You could stare at the front doors of the Cathedral for hours and still find new details and stories in the intricate carvings
Eventually, we made it inside the cavernous cathedral. The immediate reverent quiet hit us as soon as we stepped past the doorway.
Prayer candles were lit throughout various locations, and you could pay a Euro or two to light one. We were lucky enough to see the cathedral while monks were going about their routines. They sang in haunting melodies, which echoed throughout the cavernous cathedral so that you couldn’t tell which direction the music was coming from.
The stained glass windows were, of course. gorgeous.
I’m so lucky that I got to see the Notre Dame. It’s one of the first images that comes to mind when one thinks of France, and now I get to say that I saw it in person. Another item crossed off my bucket list!
Les Invalides was one of those buildings that could be seen from many areas in the city. The golden dome shined in the sunlight.
The dome is covered in a thin layer of solid gold. Les Invalides is a very large network of museums and famous buildings, but we only took a very brief tour.
Another stop on our bus tour worth mentioning is the Arc de Triomphe, which could be seen from various places in the city.
Climbing up the Eiffel
Climbing to the top of The Eiffel Tower was the number one thing I wanted to do when coming to Spain and France. And that’s on top of a very long list. You would think that, after seeing probably hundreds of different views of the tower, I would start to be less impressed. Not the case. Not the case in the slightest.
Every time I looked up to suddenly see the tower before me, I gasped. I couldn’t control it. No pictures could ever do the tower justice. All pictures that I’ve seen or took just look chunky or scrawny or matte.
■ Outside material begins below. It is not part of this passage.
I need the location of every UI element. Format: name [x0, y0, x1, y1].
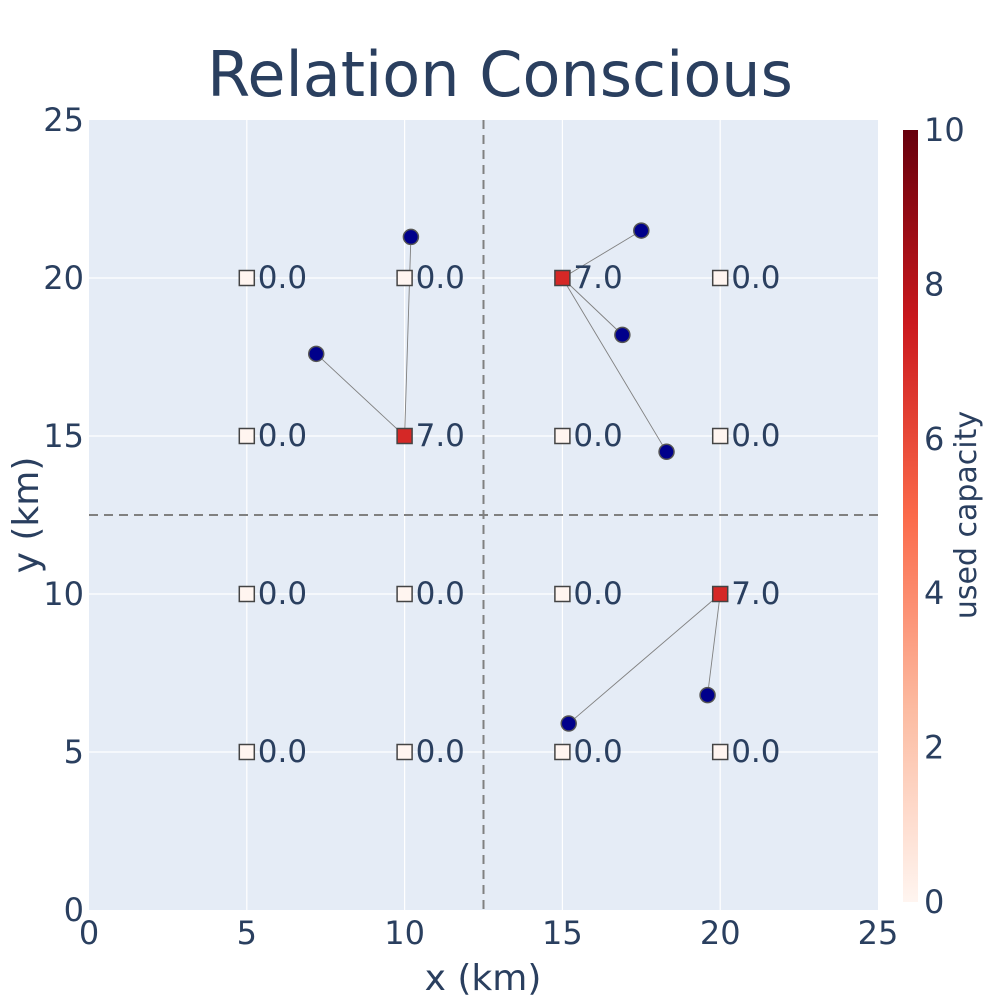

None of the pictures capture the tower’s grace or airiness. Time and time again, I laid eyes on the feathery monument. Time and time again, it took my breath away. Finally, on our last night in Paris, our last night in Europe, we set out to climb to the very top.
We lined up beneath the tower, the magnificent lattice of shadow and metal hanging above us like some convoluted umbrella.
It was fun to watch the other tourists excitedly wait in the line winding towards the first steps. The carousel lit up as the sun began to set. We waited for it to get dark enough so that The Eiffel Tower would start its first set of twinkling lights. Every single light-twinkle performance that we saw in Paris made me squeal.
After a few minutes in line, we finally began to make the climb. Eventually, the lights turned on, and we were washed in golden light. The white lightbulbs flashed on and off all around us, and the perspective was amazing.
Heights are not a fear of mine, and so I was full of energy and excitement the whole way up.
Others were not so fortunate. Some of my friends began to shake the higher we went. A few tears were hastily wiped away. Panic slowly set in, but everyone pushed on.
Higher and higher we climbed, with metal netting surrounding us, bathed in golden light. It got darker and darker, and the lights of the city began to turn on, turning Paris into a starry sky.
Eventually, we made it to the top. All of us, even those who were shaky.
By this point, it had gotten very dark and difficult to take pictures, but I can assure you that the views were stunning.
This was one of my all time favorite items to cross off my bucket list. I’m so glad that we went at night instead of during a hot day, and I am so glad that I got to experience such an amazing moment that will live with me forever. A great ending to an unforgettably amazing trip.